Joachim Nagel, the head of Germany's central bank, said something on Tuesday that nobody else in his position had said before: the world's most powerful AI vulnerability finder should be available to every financial institution that needs it, not just the members of a private club Anthropic built to manage access to the tool.
Nagel is the most senior official yet to call for universal access to Anthropic's Mythos model. His argument, delivered in Rome, was not about competitiveness. It was about governance: one private company is making a consequential decision about who gets to audit critical financial infrastructure with a tool that has already found thousands of critical vulnerabilities across every major operating system and browser, including a flaw in the FFmpeg media library that sat undetected for sixteen years. Nobody elected Anthropic to this role. No regulator has formally claimed authority over it.
The club in question is called Project Glasswing. Anthropic built it as the controlled alternative when it decided Mythos would not be released publicly — a guest list for an instrument powerful enough to shift the terms of cyber competition. JPMorgan is the only bank Anthropic has publicly confirmed as a member. But Goldman Sachs, Morgan Stanley, Bank of America, and Citigroup have all confirmed access through earnings calls and people familiar with the arrangements. Deutsche Bank chief executive Christian Sewing put it plainly: everyone is trying to gain access. His own institution was not yet on the list.
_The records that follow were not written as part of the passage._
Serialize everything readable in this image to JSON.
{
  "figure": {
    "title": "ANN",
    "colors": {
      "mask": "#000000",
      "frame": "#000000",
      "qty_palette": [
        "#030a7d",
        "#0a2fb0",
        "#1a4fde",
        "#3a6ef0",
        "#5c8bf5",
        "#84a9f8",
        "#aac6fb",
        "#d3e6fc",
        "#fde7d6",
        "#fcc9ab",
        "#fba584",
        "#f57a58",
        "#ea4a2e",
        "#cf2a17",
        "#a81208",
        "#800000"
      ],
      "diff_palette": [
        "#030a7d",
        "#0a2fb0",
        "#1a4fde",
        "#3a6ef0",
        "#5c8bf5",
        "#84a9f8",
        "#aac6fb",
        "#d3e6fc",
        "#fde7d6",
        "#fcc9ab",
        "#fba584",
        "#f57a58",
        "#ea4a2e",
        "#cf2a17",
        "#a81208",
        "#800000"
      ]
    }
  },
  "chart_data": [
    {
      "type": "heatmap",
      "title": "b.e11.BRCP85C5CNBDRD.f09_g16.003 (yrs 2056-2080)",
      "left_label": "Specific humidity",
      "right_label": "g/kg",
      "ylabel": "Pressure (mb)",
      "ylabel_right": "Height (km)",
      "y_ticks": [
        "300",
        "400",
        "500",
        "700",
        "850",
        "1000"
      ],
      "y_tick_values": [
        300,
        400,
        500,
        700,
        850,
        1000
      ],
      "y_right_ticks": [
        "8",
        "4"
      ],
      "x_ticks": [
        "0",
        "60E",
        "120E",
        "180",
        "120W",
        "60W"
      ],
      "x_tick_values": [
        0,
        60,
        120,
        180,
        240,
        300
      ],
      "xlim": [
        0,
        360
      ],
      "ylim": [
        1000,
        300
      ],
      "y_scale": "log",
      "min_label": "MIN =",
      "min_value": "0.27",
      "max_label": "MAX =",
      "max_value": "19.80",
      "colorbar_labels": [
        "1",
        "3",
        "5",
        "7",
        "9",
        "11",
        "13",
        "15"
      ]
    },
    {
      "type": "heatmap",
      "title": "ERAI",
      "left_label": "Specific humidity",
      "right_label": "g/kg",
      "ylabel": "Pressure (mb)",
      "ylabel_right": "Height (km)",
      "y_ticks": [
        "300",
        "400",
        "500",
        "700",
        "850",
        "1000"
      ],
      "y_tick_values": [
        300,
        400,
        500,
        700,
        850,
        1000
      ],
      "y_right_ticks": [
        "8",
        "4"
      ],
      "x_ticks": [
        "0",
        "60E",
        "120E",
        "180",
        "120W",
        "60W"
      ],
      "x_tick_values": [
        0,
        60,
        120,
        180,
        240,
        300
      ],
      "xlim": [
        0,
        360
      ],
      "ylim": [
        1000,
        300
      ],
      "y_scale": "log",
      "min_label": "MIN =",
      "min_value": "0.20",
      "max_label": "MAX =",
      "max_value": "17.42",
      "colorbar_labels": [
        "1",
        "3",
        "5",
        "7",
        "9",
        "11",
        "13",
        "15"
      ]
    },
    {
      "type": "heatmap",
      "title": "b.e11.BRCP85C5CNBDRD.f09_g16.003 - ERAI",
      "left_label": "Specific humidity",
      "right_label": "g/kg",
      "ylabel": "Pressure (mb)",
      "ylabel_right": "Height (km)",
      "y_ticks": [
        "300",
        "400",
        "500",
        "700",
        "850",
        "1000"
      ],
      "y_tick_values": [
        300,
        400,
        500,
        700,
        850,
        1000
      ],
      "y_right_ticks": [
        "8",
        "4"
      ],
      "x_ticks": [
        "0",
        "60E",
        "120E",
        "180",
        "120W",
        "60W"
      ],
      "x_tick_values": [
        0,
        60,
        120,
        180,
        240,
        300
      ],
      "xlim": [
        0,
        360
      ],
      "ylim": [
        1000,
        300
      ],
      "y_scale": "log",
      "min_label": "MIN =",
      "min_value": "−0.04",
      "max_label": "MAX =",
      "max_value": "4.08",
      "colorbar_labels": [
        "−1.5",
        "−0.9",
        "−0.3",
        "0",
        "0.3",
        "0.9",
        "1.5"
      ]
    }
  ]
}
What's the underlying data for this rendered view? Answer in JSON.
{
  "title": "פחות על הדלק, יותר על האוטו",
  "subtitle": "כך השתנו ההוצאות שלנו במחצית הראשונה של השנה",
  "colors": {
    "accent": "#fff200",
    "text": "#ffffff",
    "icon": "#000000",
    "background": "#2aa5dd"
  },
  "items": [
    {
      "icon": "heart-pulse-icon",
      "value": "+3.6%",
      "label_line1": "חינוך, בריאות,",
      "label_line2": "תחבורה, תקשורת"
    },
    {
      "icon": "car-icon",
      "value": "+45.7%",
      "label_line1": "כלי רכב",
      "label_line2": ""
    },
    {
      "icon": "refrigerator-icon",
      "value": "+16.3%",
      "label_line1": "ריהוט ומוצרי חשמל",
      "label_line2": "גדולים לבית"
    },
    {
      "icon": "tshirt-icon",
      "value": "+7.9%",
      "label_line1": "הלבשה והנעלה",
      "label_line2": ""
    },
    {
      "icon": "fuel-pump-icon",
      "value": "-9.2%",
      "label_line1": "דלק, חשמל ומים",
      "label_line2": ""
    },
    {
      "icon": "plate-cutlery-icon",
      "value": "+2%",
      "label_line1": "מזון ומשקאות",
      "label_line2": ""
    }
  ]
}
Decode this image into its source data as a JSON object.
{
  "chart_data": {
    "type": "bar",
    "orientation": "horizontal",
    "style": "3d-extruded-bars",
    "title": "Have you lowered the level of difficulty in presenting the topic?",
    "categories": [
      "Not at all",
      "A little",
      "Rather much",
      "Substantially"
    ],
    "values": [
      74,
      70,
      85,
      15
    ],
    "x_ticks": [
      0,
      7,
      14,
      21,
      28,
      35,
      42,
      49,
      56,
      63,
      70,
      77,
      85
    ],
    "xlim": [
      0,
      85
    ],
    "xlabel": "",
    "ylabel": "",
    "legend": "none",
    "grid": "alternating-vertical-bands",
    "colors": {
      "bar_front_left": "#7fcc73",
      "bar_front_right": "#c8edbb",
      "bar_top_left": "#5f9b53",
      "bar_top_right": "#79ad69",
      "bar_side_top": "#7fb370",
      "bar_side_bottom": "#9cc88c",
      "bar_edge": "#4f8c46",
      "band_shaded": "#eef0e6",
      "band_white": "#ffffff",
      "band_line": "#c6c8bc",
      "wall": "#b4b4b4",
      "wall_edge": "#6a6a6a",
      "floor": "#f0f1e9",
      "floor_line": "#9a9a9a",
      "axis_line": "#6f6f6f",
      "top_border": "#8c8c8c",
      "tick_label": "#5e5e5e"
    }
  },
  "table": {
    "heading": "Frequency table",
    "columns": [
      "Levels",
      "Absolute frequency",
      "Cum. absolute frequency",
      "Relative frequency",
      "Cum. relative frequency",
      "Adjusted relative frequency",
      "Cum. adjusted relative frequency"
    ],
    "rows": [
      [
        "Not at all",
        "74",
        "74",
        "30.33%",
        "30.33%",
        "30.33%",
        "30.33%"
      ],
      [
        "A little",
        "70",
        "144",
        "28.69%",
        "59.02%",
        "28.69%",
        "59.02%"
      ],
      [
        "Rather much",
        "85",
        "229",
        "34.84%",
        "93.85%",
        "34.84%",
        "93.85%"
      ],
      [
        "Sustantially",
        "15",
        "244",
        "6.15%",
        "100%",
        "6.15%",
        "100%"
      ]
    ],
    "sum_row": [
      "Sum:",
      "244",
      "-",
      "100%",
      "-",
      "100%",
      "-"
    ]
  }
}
The asymmetry is not abstract. Guardrail Technologies chief executive TJ Marlin described what Mythos can do to legacy banking infrastructure in terms that should concern anyone who moves money for a living: the model can look across very complex architecture, including legacy infrastructure where undiscovered vulnerabilities and complexities are now accessible and threat factors. A bank that cannot run Mythos against its own systems cannot know what an attacker running Mythos would find first. When the next vulnerability like the FFmpeg flaw is discovered, the institutions that already have access will patch first. Everyone else finds out the hard way.
Nagel called this a competitive distortion. He is being diplomatic. The structural issue is simpler: the banks with Mythos access can audit their defenses at the frontier. The banks without it cannot. The Cloud Security Alliance warned that Mythos lowers the skill barrier for exploiting vulnerabilities at scale. The guardrails Anthropic built — the limited access, the vetted partners, the not-general-available design — are the company's own answer to that concern. Whether they are sufficient is a question nobody outside Anthropic can answer, because nobody outside Anthropic can see the full list of what Mythos has found.
The White House has not waited for the private club to solve this. Federal agencies are slated to receive Mythos access, even as the Pentagon maintains a formal supply-chain risk designation against Anthropic. The US government is negotiating its own access arrangement while European institutions argue they are being left out. Both things are true at the same time: the club is growing, but by corporate negotiation rather than regulatory design.
Sewing said Deutsche Bank is in close contact with European regulators about Mythos. That is the correct instinct. What remains unclear is whether those regulators have any actual authority to act on what they are hearing, or whether they are collecting information about a club they were not invited to join.
Anthropic said when it launched Mythos that the model would not be made generally available. Project Glasswing was the alternative: a controlled initiative to prepare industry for what was coming. Fourteen days later, the prepare-industry part is working. The controlled part is under pressure from the US government, from European banks, and now from the head of Germany's central bank. The question is not whether the club expands. It is who decides, and by what rules, when it does.